# Physical Reasoning
Physical reasoning refers to ability of humans to reason about physical interactions between objects qualitatively. Building artificial agents which share a similar intuition allows them to adapt to new environment sample efficiently. It also allows them to operate in uncertain environments. Facebook introduced a benchmark called PHYRE to explore this ability, https://phyre.ai/. A similar but more challenging benchmark called The Virtual Tools is introduced by MIT, https://sites.google.com/view/virtualtoolsgame/home.

<br>

### PHYRE
PHYRE benchmark consists of a physics simulator which models gravity and perfect collisions. The central theme of all the tasks is to place one or two balls in the environment such that by the end of the simulation green object touches blue object, which is the goal state. 

(https://player.phyre.ai/#/task/00000:000)

(https://player.phyre.ai/#/task/00006:004)

![Tier B tasks](./media/tasks.png)

<br>

### Details
1. Each tier consists of 25 templates and each template consists of 100 tasks. So across two tiers we have 5000 tasks to learn from.
2. An initial scene of 256 x 256 is provided to the agent for providing context. Each object in the scene is coded by a number which is as follows
    * 0 - Background
    * 1 - Object by agent
    * 2 - Dynamic goal object
    * 3 - Dynamic goal subject
    * 4 - Static goal subject
    * 5 - Dynamic confounding body
    * 6 - Static confounding body

3. An action is performed by sending a tuple (x, y, r) to the simulator. (x, y) represents the position while r represents the radius of ball placed. All these values are between 0 and  1. If an action is outside the scene frame or on any object it results in an invalid action.
4. Simulator returns back with the following reward
    * 1  - Solved the task
    * 0  - Invalid action
    * -1  - Did not solve the task
5. After the simulation other than reward you can request intermediate frames of simulation also.
6. Efficiency of the agent is measured by number of actions that are attempted to solve the task during testing phase. Fewer attempts correspond to greater efficiency. A new metric AUCCESS is coined for emphasis on fewer attempts. AUCCESS is defined as follows

$ AUCCESS =  \frac {\sum_k w_k . s_k} {\sum_k w_k}$

$ w_k = log(k + 1) - log(k)  \quad k \in \{1,...100\}$

$ s_k $ is success percentage at k attempts

In Code

https://github.com/facebookresearch/phyre/blob/2c5247944cfbf9730159da9181d1d6a937362dce/src/python/phyre/metrics.py#L329

### Experiments in the paper
The following agents were developed in paper to establish baselines

1. RAND - Random agent which uniformly samples valid actions
2. MEM - Remembers which random action worked during training and uses them during inference
3. MEM-O - Continues to train during testing phase also
4. DQN - Deep Q-Network which trained by minimizing the cross-entropy between the soft prediction and the observed reward. There are so many finer details here.
5. DQN-O - Similar to DQN but continues to learn during testing phase too.

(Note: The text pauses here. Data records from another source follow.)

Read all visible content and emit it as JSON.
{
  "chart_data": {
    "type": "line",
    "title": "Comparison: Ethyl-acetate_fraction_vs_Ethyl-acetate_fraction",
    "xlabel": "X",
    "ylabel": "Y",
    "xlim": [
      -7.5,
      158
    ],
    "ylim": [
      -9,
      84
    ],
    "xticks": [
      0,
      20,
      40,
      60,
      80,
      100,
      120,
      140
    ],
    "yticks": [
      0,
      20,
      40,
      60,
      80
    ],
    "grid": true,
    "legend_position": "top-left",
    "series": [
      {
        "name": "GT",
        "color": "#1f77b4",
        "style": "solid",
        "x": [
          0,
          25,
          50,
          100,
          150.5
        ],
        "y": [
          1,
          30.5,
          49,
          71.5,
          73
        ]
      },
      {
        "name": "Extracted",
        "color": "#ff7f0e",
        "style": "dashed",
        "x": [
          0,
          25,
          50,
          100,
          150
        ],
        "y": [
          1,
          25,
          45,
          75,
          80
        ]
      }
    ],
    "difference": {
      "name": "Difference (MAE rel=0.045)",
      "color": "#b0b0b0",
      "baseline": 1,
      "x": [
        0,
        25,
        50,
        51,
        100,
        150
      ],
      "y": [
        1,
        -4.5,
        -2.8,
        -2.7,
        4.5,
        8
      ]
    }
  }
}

![Results](./media/paper_stoa_res.png)
<br>
#### Related Work
1. Forward Prediction for Physical Reasoning - https://arxiv.org/abs/2006.10734
2. Causal World Models by Unsupervised Deconfounding of Physical Dynamics - https://arxiv.org/pdf/2012.14228.pdf

# Problem Summary

Given the initial scene find coordinate $(x_i, y_i)$ to place a ball of radius r in the environment such that by the end of the simulation we reach the goal state. Goal state is defined as the state where dynamic goal subject(2 or blue subject) touches static goal object (4) or dynamic goal object(3). Both 4 and 3 are green objects.

### Challenges in this problem
1. Assuming we have a perfect forward prediction model, it only helps in validating if a hypothesis $(x_i, y_i, r)$. It is doesn't help with coming up with $(x_i, y_i, r)$, so we are left with a large search space. Humans tackle this problem by reasoning with a qualitative physics model, so the challenge is not learning the physics of the environment but reasoning with this information

2. Sparse rewards - Only a handful of actions lead to a reward and they are concentrated around the objects of interest. All the three variables x, y, r are strongly correlated to each other. Many of the actions are invalid too. For example any action which touches borders of scene or any object in the scene are invalid.

![Actions](./media/task_act.png)

3. Uninformative or Vague rewards - Rewards we get back are binary and doesn't give information on how far it is from the goal state. So we need a way to encode the goal into a low-dimensional vector space which allows us to
    1. Provide feedback on how far agent is from the goal qualitatively.
    2. Provides a way to backtrack the actions to adjust the initial action

### Summary
So this problem can be cast as a search problem. I think we need the following
1. A framework to encode goal which gives more informative feedback at the end of simulation. 
2. An efficient way to backtrack from the intermediate frames provided.